How has Covid-19 affected finance advice?
PUBLISHED: 16:03 19 October 2020 | UPDATED: 16:03 19 October 2020
Diane FIsh and Phil Beck are Independent Financial Advisers with Smith & Pinching, Chartered Financial Planners, discussing financial advice during coronavirus.
In a departure from our normal Q&A column, this week we look at how financial advice is being delivered during the COVID-19 pandemic. We asked experts at Smith & Pinching how the crisis has affected their work.
Phil Beck: It really has been business almost as usual during lockdown. At Smith & Pinching we had the technology in place right from the start of lockdown so that we could meet with our clients either online over video calling or over the telephone. We are meeting clients face-to-face again now (at the time of writing – we’ll stop if the guidelines change!), but we are of course observing social distancing rules and wearing masks as needed.
Diane Fish: One of my specialist areas is mortgage advice and I did have lots of conversations with clients about their mortgage worries at the start of lockdown. Now I have clients wanting to take advantage of the Stamp Duty exemption to move house. Lockdown gave people the chance to think about their finances, so I’m also talking to clients about reviewing their mortgages to see if they can get a better deal.
Phil: Yes, I’ve found that clients are ready to review all aspects of their finances. Planning ahead for retirement is a priority for most people so pension investment is the area most often at the top of clients’ discussion list. Lockdown has changed some clients’ plans for the future – but in different ways. Some clients didn’t enjoy being at home all day and are determined to work longer but others are looking to bring retirement forward. Where we have a change of expected retirement date, we’ve often needed to adjust pension strategies to take account of the altered need.
Diane: COVID-19 has been a wake-up call for many people in terms of what protection plans they have in place if something stopped them earning an income. We’ve seen an increased awareness of income protection and critical illness insurance plans.
Phil: The pandemic and the subsequent market volatility have also changed some people’s attitude to investment risk. Investment risk is something we discuss with clients at every review: it’s a critical factor in decisions about what investments are suitable for each individual investor.

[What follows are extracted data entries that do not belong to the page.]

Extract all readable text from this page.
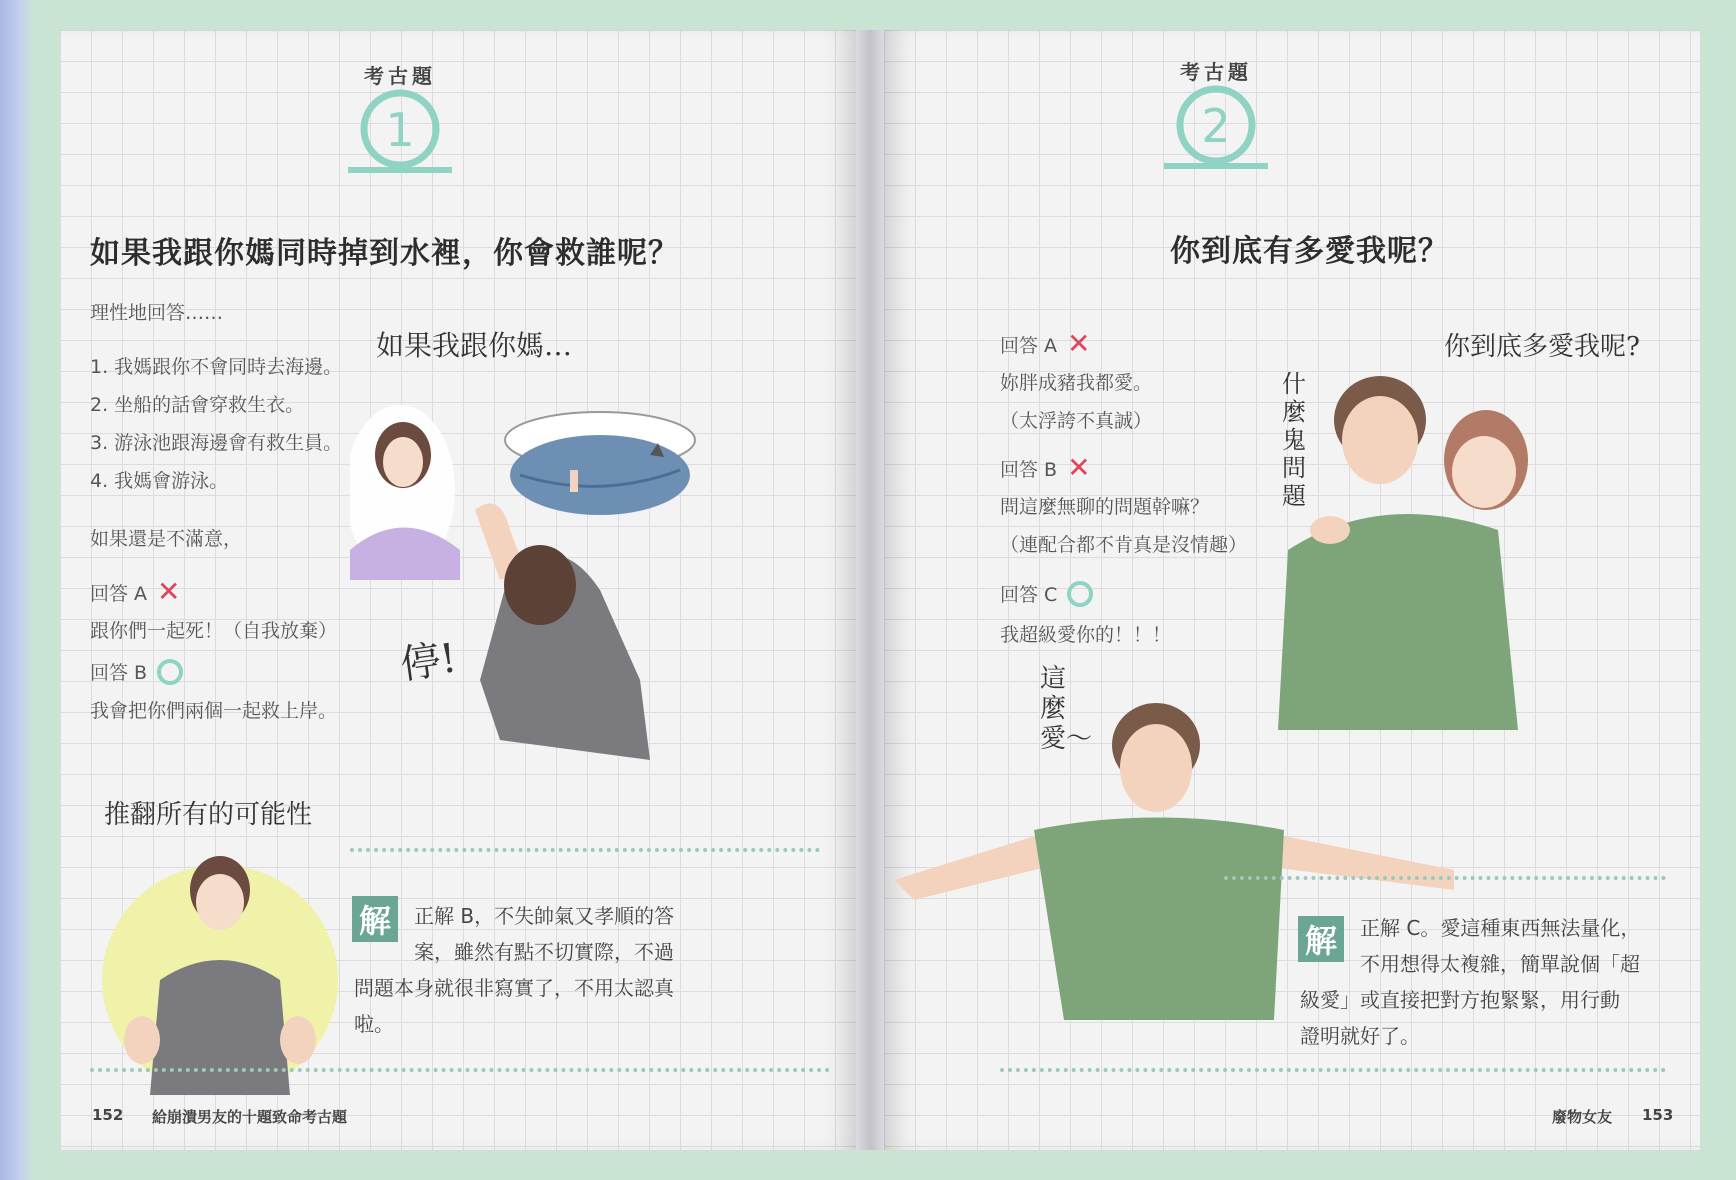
考古題
1
如果我跟你媽同時掉到水裡，你會救誰呢？
理性地回答……
1. 我媽跟你不會同時去海邊。
2. 坐船的話會穿救生衣。
3. 游泳池跟海邊會有救生員。
4. 我媽會游泳。
如果還是不滿意，
回答 A ✕
跟你們一起死！（自我放棄）
回答 B
我會把你們兩個一起救上岸。
如果我跟你媽…
停!
推翻所有的可能性
解	正解 B，不失帥氣又孝順的答
案，雖然有點不切實際，不過
問題本身就很非寫實了，不用太認真
啦。
152 給崩潰男友的十題致命考古題
考古題
2
你到底有多愛我呢？
回答 A ✕
妳胖成豬我都愛。
（太浮誇不真誠）
回答 B ✕
問這麼無聊的問題幹嘛？
（連配合都不肯真是沒情趣）
回答 C
我超級愛你的！！！
你到底多愛我呢?
什麼鬼問題
這麼愛〜
解	正解 C。愛這種東西無法量化，
不用想得太複雜，簡單說個「超
級愛」或直接把對方抱緊緊，用行動
證明就好了。
廢物女友 153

Diane: For many older retirees, 2020 has been a time when they’ve re-assessed their lifestyle and general attitude to life. Many have spent very little while they’ve been shielded at home, but there is a real sense of making the most of life once we emerge from the crisis, or of ensuring that family members are financially secure. I’ve discussed various forms of later life borrowing with a number of clients.
Phil: The most important point I’ve been making to clients is that financial planning is all about the long game. Markets may be turbulent in the short term but history shows us that they normally recover over time. If you have a sound financial plan, reviewed on a regular basis, then you should be able to meet your longer term objectives – but it is essential to keep everything under review.
Diane: Absolutely, Phil. At Smith & Pinching we believe that it is so important to know our clients well, to build a strong financial plan and to revisit it regularly to keep matters on track.
The value of an investment and the income from it could go down as well as up. The return at the end of the investment period is not guaranteed and you may get back less than you originally invested.
Your home may be repossessed if you do not keep up payments on your mortgage.
There will be a fee for the mortgage advice. The precise amount will depend upon your circumstances, and the type of lending taken. Smith & Pinching’s minimum advice fee is £700.
Any opinions expressed in this article do not constitute advice.